The in-air time ratio represents the proportion of time spent by the writer without touching the surface of the tablet. It was found to be a discriminative feature in a recent study interested in the analysis of dysgraphia.25,27

Pressure features

Detailed analysis of all pressure features can be found in Supplementary Table 4.

Pressure

The first features concerning the pressure are simply the mean, maximum, and standard deviation of the pressure.

Speed of pressure change

To compute the speed of pressure change, we used the same method we used for the speed of handwriting. We worked with averaged buckets of 10 points and divided the time spent by the difference between these two averaged bins of points. The mean, maximum, and standard deviation of these measures can then once again be extracted. The number of peaks of speed of pressure change during handwriting was also extracted. A Gaussian filter was applied to the signal and local minima and maxima of this filtered signal were extracted and normalized by the total amount of handwriting time (excluding the in-air time).

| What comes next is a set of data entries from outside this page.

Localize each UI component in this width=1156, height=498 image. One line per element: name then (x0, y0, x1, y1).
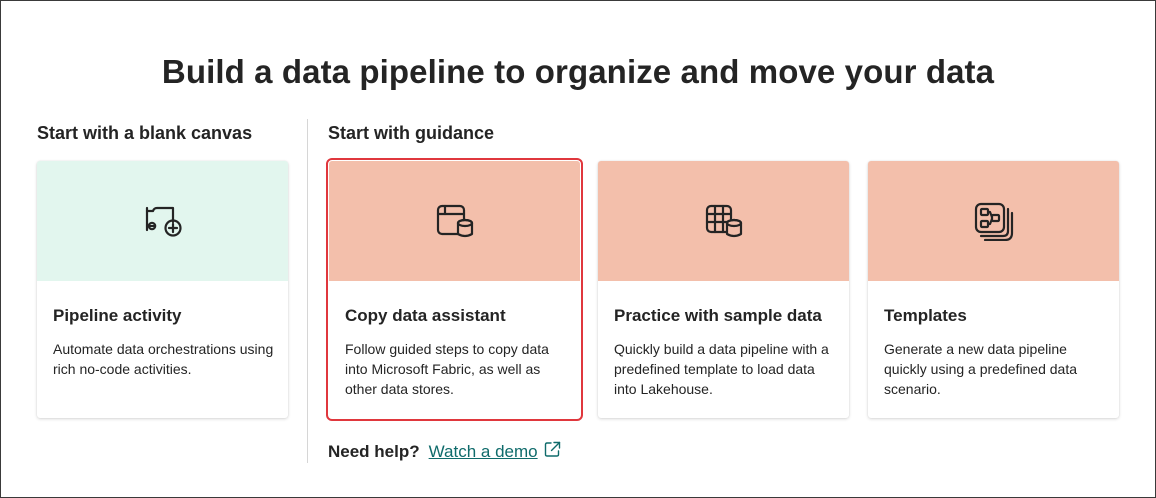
blank-canvas-heading: Start with a blank canvas (37, 123, 253, 143)
pipeline-add-icon (143, 204, 183, 238)
card-title: Copy data assistant (345, 306, 506, 325)
card-description: Automate data orchestrations using rich … (53, 341, 274, 377)
card-banner (37, 161, 288, 281)
card-banner (329, 161, 580, 281)
external-link-icon[interactable] (544, 441, 561, 463)
page-title: Build a data pipeline to organize and mo… (161, 53, 995, 90)
copy-data-icon (435, 203, 475, 239)
card-title: Pipeline activity (53, 306, 182, 325)
card-title: Templates (884, 306, 967, 325)
card-banner (868, 161, 1119, 281)
table-database-icon (704, 203, 744, 239)
card-pipeline-activity[interactable]: Pipeline activity Automate data orchestr… (37, 161, 288, 418)
card-description: Follow guided steps to copy data into Mi… (345, 341, 549, 397)
card-practice-sample-data[interactable]: Practice with sample data Quickly build … (598, 161, 849, 418)
template-flow-icon (973, 201, 1015, 241)
help-row: Need help? Watch a demo (328, 441, 561, 463)
help-label: Need help? (328, 442, 420, 461)
guidance-heading: Start with guidance (328, 123, 495, 143)
watch-demo-link[interactable]: Watch a demo (429, 442, 538, 462)
section-divider (307, 119, 308, 463)
card-copy-data-assistant[interactable]: Copy data assistant Follow guided steps … (326, 158, 583, 421)
card-description: Quickly build a data pipeline with a pre… (614, 341, 829, 397)
card-description: Generate a new data pipeline quickly usi… (884, 341, 1078, 397)
card-title: Practice with sample data (614, 306, 822, 325)
dialog-frame: Build a data pipeline to organize and mo… (0, 0, 1156, 498)
card-templates[interactable]: Templates Generate a new data pipeline q… (868, 161, 1119, 418)
card-banner (598, 161, 849, 281)
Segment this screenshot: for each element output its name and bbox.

Speed of pressure change frequencies

The speed of pressure change can be seen as a time-series, and frequencies can be extracted using a Fourier transform. The same process as that described in Fig. 4 is followed to extract the Bandwidth of speed of pressure change frequencies, the Median of power spectral of speed of pressure change frequencies, and the Distance to mean of speed of pressure change frequencies.

Tilt features

Detailed analysis of all pressure features can be found in Supplementary Table 5.

The Wacom system logged the data measuring the pen tilt with two different angles, which we referred to in this paper as the Tilt-x and Tilt-y angles (see Supplementary Figure 5 for more details). Both angles are measured in the range between −60° and 60°. The tilt-x reflects the inclination of the pen in the direction of the written line, and the tilt-y reflects the inclination of the pen below the written line.

Tilt

Simple features were extracted for both angles, namely the mean, maximum, and standard deviation of the measurement.

Speed of tilt change

We computed the speed of tilt-x/tilt-y change in the same way as before, and we extracted the mean, maximum, standard deviation, and number of peaks. Finally, we also computed the evolution of the speed of tilt-x/tilt-y change over time.

Frequency of speed of tilt change

Using the same method as before, we computed the Bandwidth of speed of tilt change frequencies, the Median of power spectral of speed of tilt change frequencies, and the Distance to mean of speed of tilt change frequencies.

Code availability

Code is available from the corresponding author upon reasonable request.